#HerstoryOfChange – Rivka Meelis 

As an ecofeminist network, we want to provide space for the stories of inspiring champions in the fields of gender equality and the fight against climate change and environmental pollution. We believe that a sustainable future and environment need feminist solutions reflecting the lives of people on the ground. That is why we work on transformative gender equality and women’s human rights in interconnection with sustainable development and climate justice. 

One of these champions is Rivka Meelis 

Rivka is a 16-year-old changemaker living in Leiden, strongly engaged in climate activism on a national and local level. She has been actively involved in Fridays for Future for the past two and a half years, starting a local group in the South of the Netherlands and helping with the organization of national strikes, including the 26th of May Climate Strike in Utrecht. 

There is a high urgency for climate action. The impacts of climate change are intensifying rapidly, making it an unprecedented crisis. Global temperatures are rising, ice caps are shrinking and there is an escalation of natural disasters, all giving clear signs of the urgent need for action. Failure in addressing climate change effectively will have consequences for ecosystems and human well-being, hitting harder women, gender non-conforming people, and marginalized individuals and communities. Raising awareness about the issue and the numerous intersections of social and environmental issues are vital to drive meaningful change. 

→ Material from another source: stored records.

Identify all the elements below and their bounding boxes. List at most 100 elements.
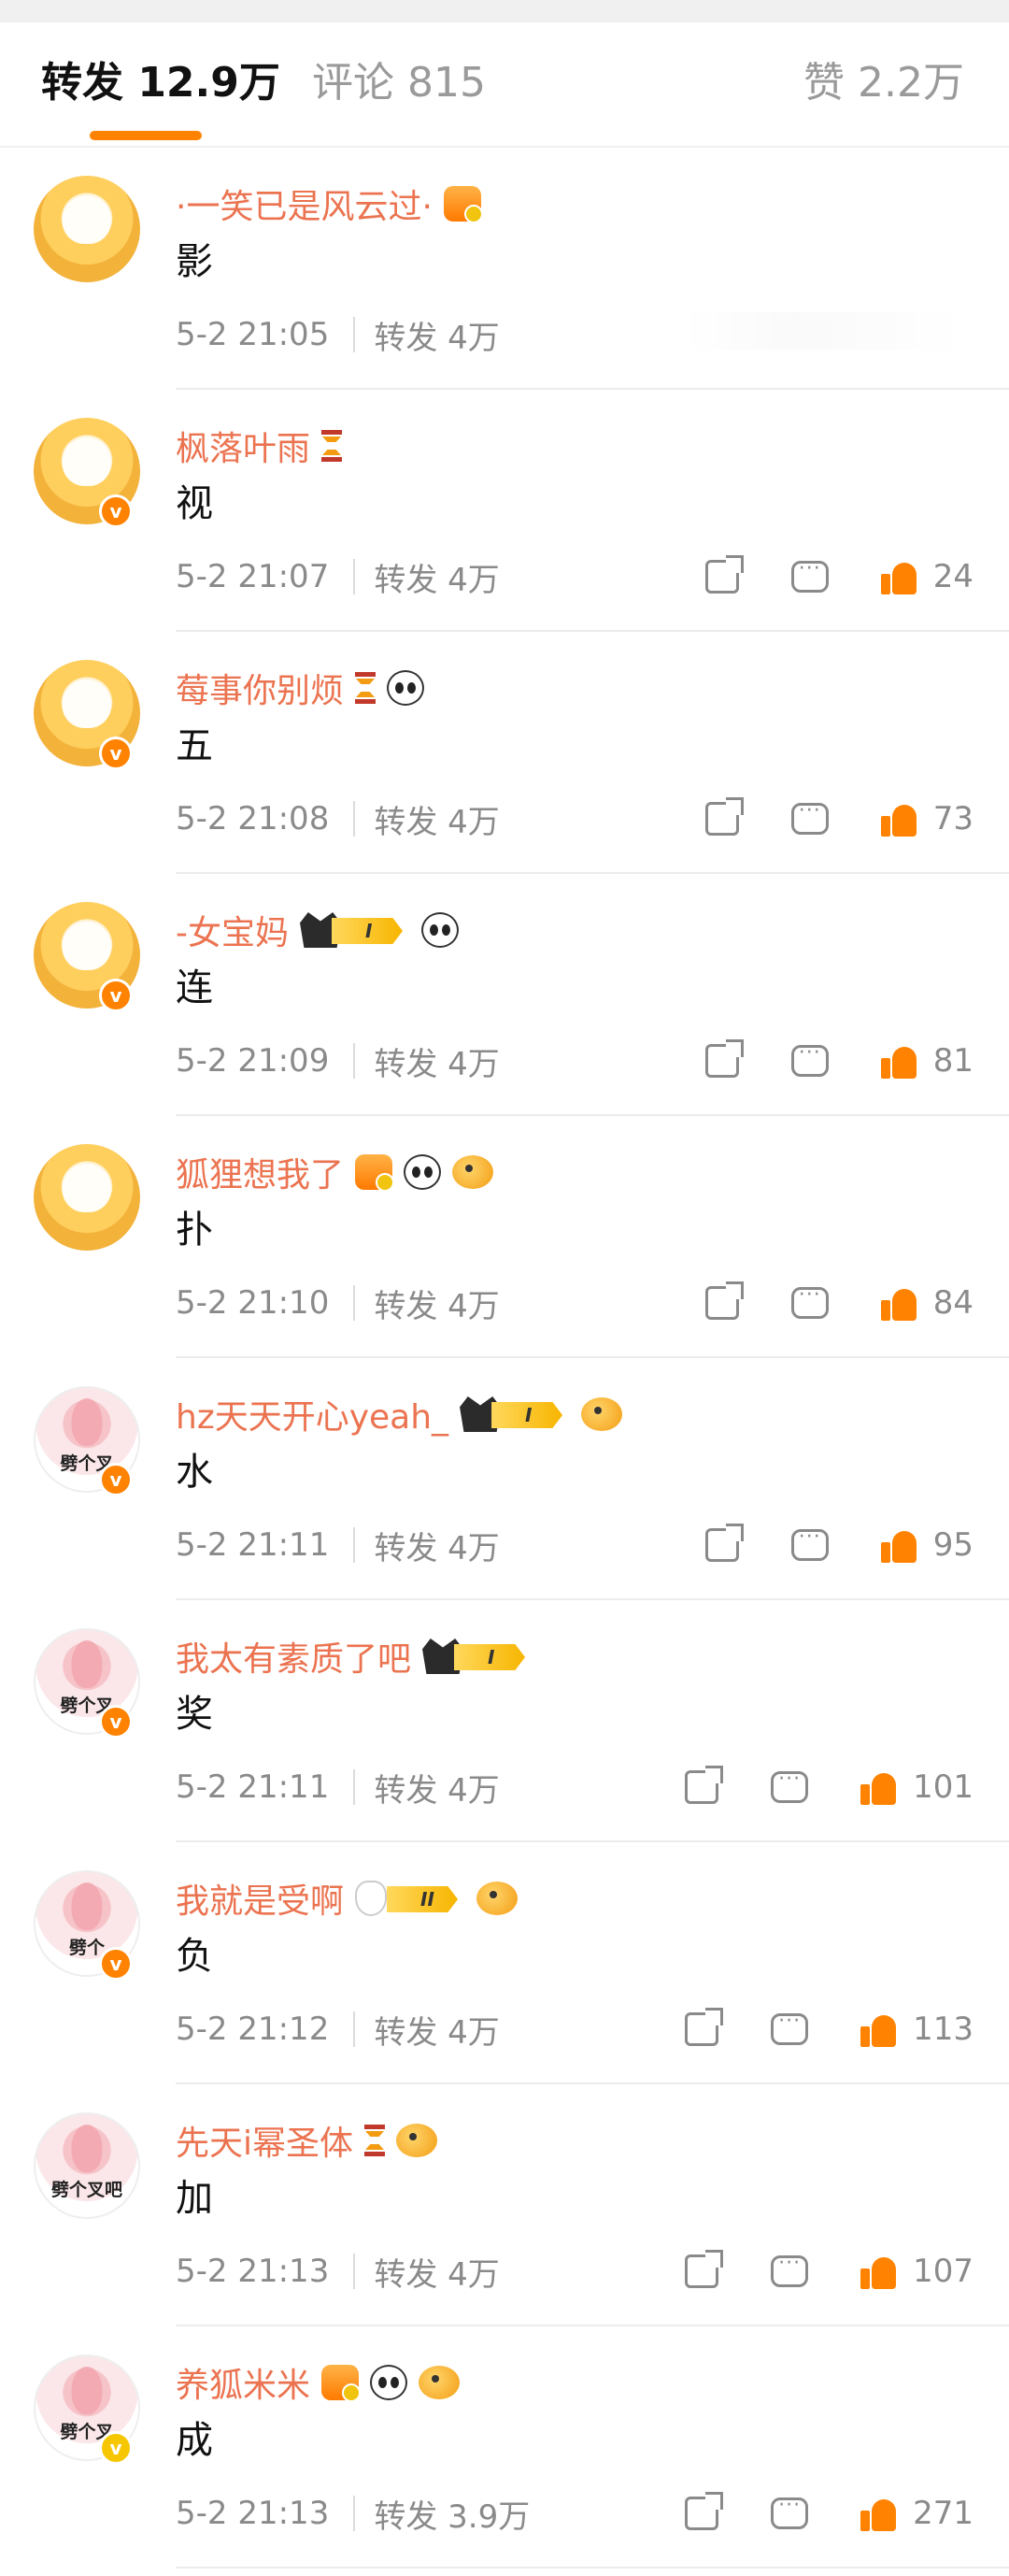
meta-divider <box>353 2011 356 2047</box>
comment-icon[interactable] <box>771 2494 809 2529</box>
comment-icon[interactable] <box>771 2010 809 2045</box>
repost-item[interactable]: 劈个叉吧 先天i幂圣体加 5-2 21:13 转发 4万 107 <box>0 2084 1009 2326</box>
repost-meta: 5-2 21:13 转发 4万 <box>176 2251 500 2294</box>
repost-count: 转发 4万 <box>374 2013 500 2052</box>
share-icon[interactable] <box>685 2492 724 2530</box>
fish-icon <box>419 2366 461 2399</box>
meta-divider <box>353 1769 356 1805</box>
tab-reposts[interactable]: 转发 12.9万 <box>41 58 280 108</box>
comment-icon[interactable] <box>790 1525 829 1561</box>
share-icon[interactable] <box>685 2250 724 2288</box>
share-icon[interactable] <box>685 2008 724 2046</box>
tab-comments[interactable]: 评论 815 <box>312 58 486 108</box>
avatar[interactable] <box>34 176 140 282</box>
repost-meta: 5-2 21:11 转发 4万 <box>176 1524 500 1567</box>
repost-item[interactable]: 劈个叉v我太有素质了吧I奖5-2 21:11转发 4万101 <box>0 1600 1009 1842</box>
username-line: 养狐米米 <box>176 2356 461 2409</box>
vip-badge: I <box>300 912 410 948</box>
username[interactable]: 莓事你别烦 <box>176 664 344 712</box>
repost-count: 转发 4万 <box>374 319 500 357</box>
like-button[interactable]: 73 <box>880 800 973 837</box>
like-count: 113 <box>913 2011 973 2048</box>
username-line: ·一笑已是风云过· <box>176 178 483 230</box>
vip-badge: I <box>460 1396 570 1432</box>
comment-icon[interactable] <box>790 1041 829 1077</box>
repost-item[interactable]: v 莓事你别烦五 5-2 21:08 转发 4万 73 <box>0 632 1009 874</box>
thumbs-up-icon <box>860 2011 897 2047</box>
username[interactable]: 我就是受啊 <box>176 1874 344 1923</box>
repost-text: 负 <box>176 1935 213 1978</box>
username[interactable]: 枫落叶雨 <box>176 422 310 470</box>
crown-badge <box>321 2365 362 2402</box>
thumbs-up-icon <box>880 1527 917 1563</box>
repost-text: 奖 <box>176 1693 213 1736</box>
faded-actions <box>684 312 964 350</box>
status-gap <box>0 0 1009 22</box>
active-tab-indicator <box>90 131 202 140</box>
repost-item[interactable]: 劈个叉v养狐米米成5-2 21:13转发 3.9万271 <box>0 2326 1009 2569</box>
vip-bunny-badge: II <box>355 1881 465 1916</box>
repost-count: 转发 4万 <box>374 1529 500 1567</box>
username[interactable]: -女宝妈 <box>176 906 289 954</box>
fish-icon <box>476 1882 519 1915</box>
tab-likes[interactable]: 赞 2.2万 <box>803 58 964 108</box>
comment-icon[interactable] <box>790 1283 829 1319</box>
like-button[interactable]: 95 <box>880 1526 973 1564</box>
like-button[interactable]: 81 <box>880 1042 973 1080</box>
username[interactable]: 狐狸想我了 <box>176 1148 344 1196</box>
share-icon[interactable] <box>704 555 744 594</box>
repost-text: 五 <box>176 724 213 767</box>
repost-meta: 5-2 21:11 转发 4万 <box>176 1767 500 1810</box>
repost-text: 影 <box>176 240 213 283</box>
username-line: 枫落叶雨 <box>176 420 343 472</box>
repost-actions: 107 <box>685 2249 973 2294</box>
repost-text: 视 <box>176 482 213 525</box>
username[interactable]: hz天天开心yeah_ <box>176 1390 448 1438</box>
share-icon[interactable] <box>704 1281 744 1320</box>
repost-count: 转发 4万 <box>374 2255 500 2294</box>
share-icon[interactable] <box>704 1524 744 1562</box>
repost-text: 连 <box>176 966 213 1009</box>
repost-item[interactable]: 劈个v我就是受啊II负5-2 21:12转发 4万113 <box>0 1842 1009 2084</box>
like-button[interactable]: 107 <box>860 2253 973 2290</box>
like-count: 84 <box>932 1284 973 1322</box>
like-count: 73 <box>932 800 973 837</box>
tab-bar: 转发 12.9万 评论 815 赞 2.2万 <box>0 22 1009 148</box>
like-button[interactable]: 24 <box>880 558 973 595</box>
repost-item[interactable]: 劈个叉vhz天天开心yeah_I水5-2 21:11转发 4万95 <box>0 1358 1009 1600</box>
like-button[interactable]: 84 <box>880 1284 973 1322</box>
comment-icon[interactable] <box>790 557 829 593</box>
comment-icon[interactable] <box>790 799 829 835</box>
repost-item[interactable]: ·一笑已是风云过· 影 5-2 21:05 转发 4万 <box>0 148 1009 390</box>
username[interactable]: 我太有素质了吧 <box>176 1632 411 1681</box>
username-line: hz天天开心yeah_ I <box>176 1388 623 1440</box>
username[interactable]: ·一笑已是风云过· <box>176 179 433 228</box>
repost-item[interactable]: v 枫落叶雨视 5-2 21:07 转发 4万 24 <box>0 390 1009 632</box>
repost-text: 水 <box>176 1451 213 1494</box>
thumbs-up-icon <box>860 2496 897 2531</box>
repost-meta: 5-2 21:10 转发 4万 <box>176 1282 500 1325</box>
repost-actions: 84 <box>704 1281 973 1325</box>
like-button[interactable]: 271 <box>860 2495 973 2532</box>
like-button[interactable]: 113 <box>860 2011 973 2048</box>
meta-divider <box>353 317 356 352</box>
avatar[interactable] <box>34 1144 140 1251</box>
username[interactable]: 先天i幂圣体 <box>176 2116 353 2165</box>
repost-meta: 5-2 21:08 转发 4万 <box>176 798 500 841</box>
username[interactable]: 养狐米米 <box>176 2358 310 2407</box>
repost-count: 转发 4万 <box>374 1771 500 1810</box>
share-icon[interactable] <box>704 1039 744 1078</box>
repost-meta: 5-2 21:05 转发 4万 <box>176 314 500 357</box>
share-icon[interactable] <box>685 1766 724 1804</box>
repost-item[interactable]: 狐狸想我了扑 5-2 21:10 转发 4万 84 <box>0 1116 1009 1358</box>
comment-icon[interactable] <box>771 1767 809 1803</box>
username-line: 我太有素质了吧 I <box>176 1630 533 1682</box>
avatar[interactable]: 劈个叉吧 <box>34 2112 140 2219</box>
comment-icon[interactable] <box>771 2252 809 2287</box>
like-button[interactable]: 101 <box>860 1768 973 1806</box>
share-icon[interactable] <box>704 797 744 836</box>
repost-item[interactable]: v -女宝妈 I 连 5-2 21:09 转发 4万 81 <box>0 874 1009 1116</box>
timestamp: 5-2 21:13 <box>176 2253 330 2290</box>
panda-icon <box>421 912 459 948</box>
panda-icon <box>404 1154 442 1190</box>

Youth awareness and mobilization 

This is why Rivka invests a great amount of energy for youth awareness and mobilization, through small projects, like planting flowers in the city, or through national work. She is also involved in the Climate Academy, where, together with other encouraging activists, she tries to pressure educational institutions to incorporate climate education as a subject in schools.  With her work she has been able to mobilize a lot more people in her city, having high schoolers as the most targeted audience, but she tries to encourage everyone to make a difference and have an impact, even grandparents, who will also give a speech at the Climate Strike on the 26th of May. 

The government is still not doing anything, but I noticed a lot that my friends started becoming active after I became an activist, a lot more people in our city became active and started to learn about the issue, and they themselves also started doing work around it. So, in my environment it had a lot of impact, but the government and international corporations are still doing nothing.’ 

Talking about the strike, she proudly shared that a new feature of this demonstration is the collaboration between many youth organizations, including Fridays for Future Nederland, Youth for Climate, Spun youth, Extinction Rebellion Youth, End Fossil Occupy!, and Students for Future. This is an innovative feature, since it is often the case of having them working on different projects; by joining forces bigger impacts can be created. Furthermore, the choice of the date it is not incidental: it is right before the weekend of the ‘Stop Fossiele Subsidies’ A12 protest in Den Haag.  

We all in the climate movement have the same goal to stop fossil subsidies, but some children cannot participate in the blockade because they think it is scary or their parents won’t allow it. That is why we decided to do the strike and make it accessible for everyone, and still make them have a voice against the fossil companies.’ 

Rivka has been the national coordinator for the organization of the strike; hence she has been in charge of contacting various organizations and local groups in the Netherlands and kept track of everyone’s work to make sure that everything is ready for the upcoming protest.  She has shared that, being sort of new in climate activism, she values the work that people and organizations have already done up until now and recommends everyone to build up on that. 

‘There are already so many documents, contacts, names of organizations which is great to have it and use it, but you have to know where to find it.’ 

Moreover, one of the main challenges for her and her organization is being able to reach out to youth groups that might not have the ability to join in or the energy to be concerned as they have more urgent day-to-day concerns. She explains how the people the organization is able to reach out to include mainly white, upper middle-class individuals, since those with working class backgrounds might not have the energy to focus on climate actions as they need to help their parents provide for a living, making it hard to push climate urgency narratives to a broader, diverse audience.